München (AFP) – Der Missbrauchsbeauftragte der Bundesregierung, Johannes-Wilhelm Rörig, hat ein staatliches Eingreifen im Missbrauchsskandal der katholischen Kirche gefordert. „Gerade weil Staat und Kirche Partner sind, ist hier auch der Staat gefordert“, sagte Rörig der „Süddeutschen Zeitung“ vom Montag. Der Staat trage die Verantwortung für alle Kinder, auch die, die sich in Obhut der Kirche befinden.

Bund und Länder sollten zumindest teilweise die Aufarbeitung der kirchlichen Fälle übernehmen.

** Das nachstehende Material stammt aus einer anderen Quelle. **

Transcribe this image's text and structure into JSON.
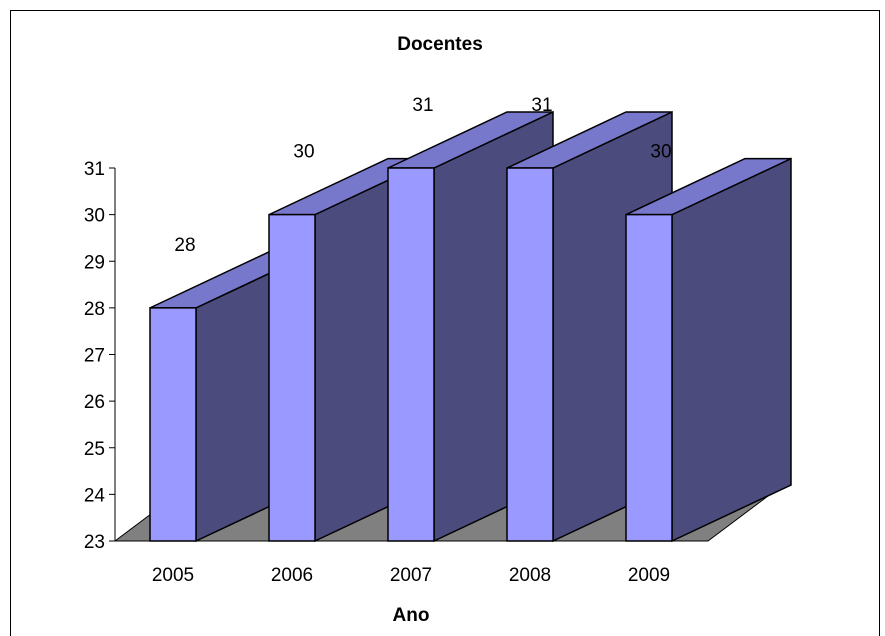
{
  "chart_data": {
    "type": "bar",
    "title": "Docentes",
    "xlabel": "Ano",
    "ylabel": "",
    "categories": [
      "2005",
      "2006",
      "2007",
      "2008",
      "2009"
    ],
    "values": [
      28,
      30,
      31,
      31,
      30
    ],
    "data_labels": [
      "28",
      "30",
      "31",
      "31",
      "30"
    ],
    "ylim": [
      23,
      31
    ],
    "yticks": [
      "23",
      "24",
      "25",
      "26",
      "27",
      "28",
      "29",
      "30",
      "31"
    ],
    "grid": false,
    "legend": "none",
    "three_d": true,
    "colors": {
      "bar_front": "#9999ff",
      "bar_top": "#7777cc",
      "bar_side": "#4b4b7d",
      "floor": "#808080",
      "outline": "#000000"
    }
  }
}
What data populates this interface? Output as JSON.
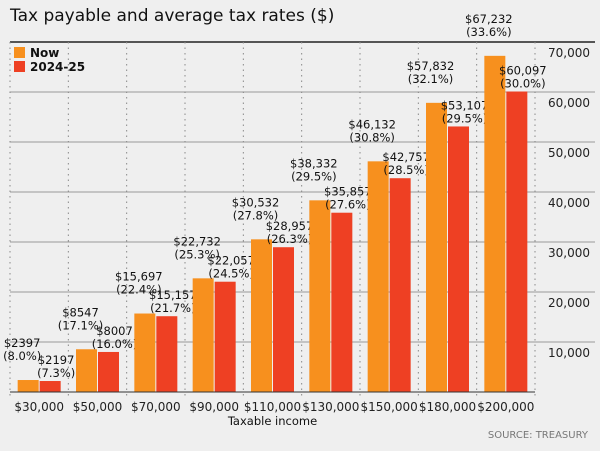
{
  "chart_data": {
    "type": "bar",
    "title": "Tax payable and average tax rates ($)",
    "xlabel": "Taxable income",
    "ylabel": "",
    "source": "SOURCE: TREASURY",
    "ylim": [
      0,
      70000
    ],
    "yticks": [
      "10,000",
      "20,000",
      "30,000",
      "40,000",
      "50,000",
      "60,000",
      "70,000"
    ],
    "ytick_values": [
      10000,
      20000,
      30000,
      40000,
      50000,
      60000,
      70000
    ],
    "grid": true,
    "legend_position": "top-left",
    "categories": [
      "$30,000",
      "$50,000",
      "$70,000",
      "$90,000",
      "$110,000",
      "$130,000",
      "$150,000",
      "$180,000",
      "$200,000"
    ],
    "series": [
      {
        "name": "Now",
        "color": "#f7901e",
        "values": [
          2397,
          8547,
          15697,
          22732,
          30532,
          38332,
          46132,
          57832,
          67232
        ],
        "labels": [
          "$2397",
          "$8547",
          "$15,697",
          "$22,732",
          "$30,532",
          "$38,332",
          "$46,132",
          "$57,832",
          "$67,232"
        ],
        "rates": [
          "(8.0%)",
          "(17.1%)",
          "(22.4%)",
          "(25.3%)",
          "(27.8%)",
          "(29.5%)",
          "(30.8%)",
          "(32.1%)",
          "(33.6%)"
        ]
      },
      {
        "name": "2024-25",
        "color": "#ee4023",
        "values": [
          2197,
          8007,
          15157,
          22057,
          28957,
          35857,
          42757,
          53107,
          60097
        ],
        "labels": [
          "$2197",
          "$8007",
          "$15,157",
          "$22,057",
          "$28,957",
          "$35,857",
          "$42,757",
          "$53,107",
          "$60,097"
        ],
        "rates": [
          "(7.3%)",
          "(16.0%)",
          "(21.7%)",
          "(24.5%)",
          "(26.3%)",
          "(27.6%)",
          "(28.5%)",
          "(29.5%)",
          "(30.0%)"
        ]
      }
    ]
  }
}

Verträge zwischen Staat und Kirchen sollten ein Akteneinsichtsrecht für Betroffene, Ermittlungs- und Zugangsbefugnisse sowie Entschädigungsansprüche regeln, forderte Rörig.

Die Deutsche Bischofskonferenz will am Dienstag auf ihrer Herbstvollversammlung in Fulda über eine Studie zum Ausmaß des Missbrauchskandals in Deutschland beraten. Vorab wurden Zahlen bekannt, nach denen sich mindestens 1670 Geistliche seit dem Zweiten Weltkrieg des Missbrauchs schuldig machten.



Bislang führen die Kirchen die Erforschung und Aufarbeitung der sexualisierten Gewalt in Eigenregie und entscheiden auch selber über mögliche Entschädigungen für Betroffene. Rörig sagte, viele Kirchenvertreter spürten, dass es so nicht weitergehe.

„Es braucht einen weiteren, mutigen Schritt, um den Vertrauensverlust zu stoppen, um diese Schuld aufzuarbeiten“, sagte der Missbrauchsbeauftragte. Da sei „auch der Staat gefragt, nach Wegen zu suchen, wie hier Gerechtigkeit hergestellt werden kann“.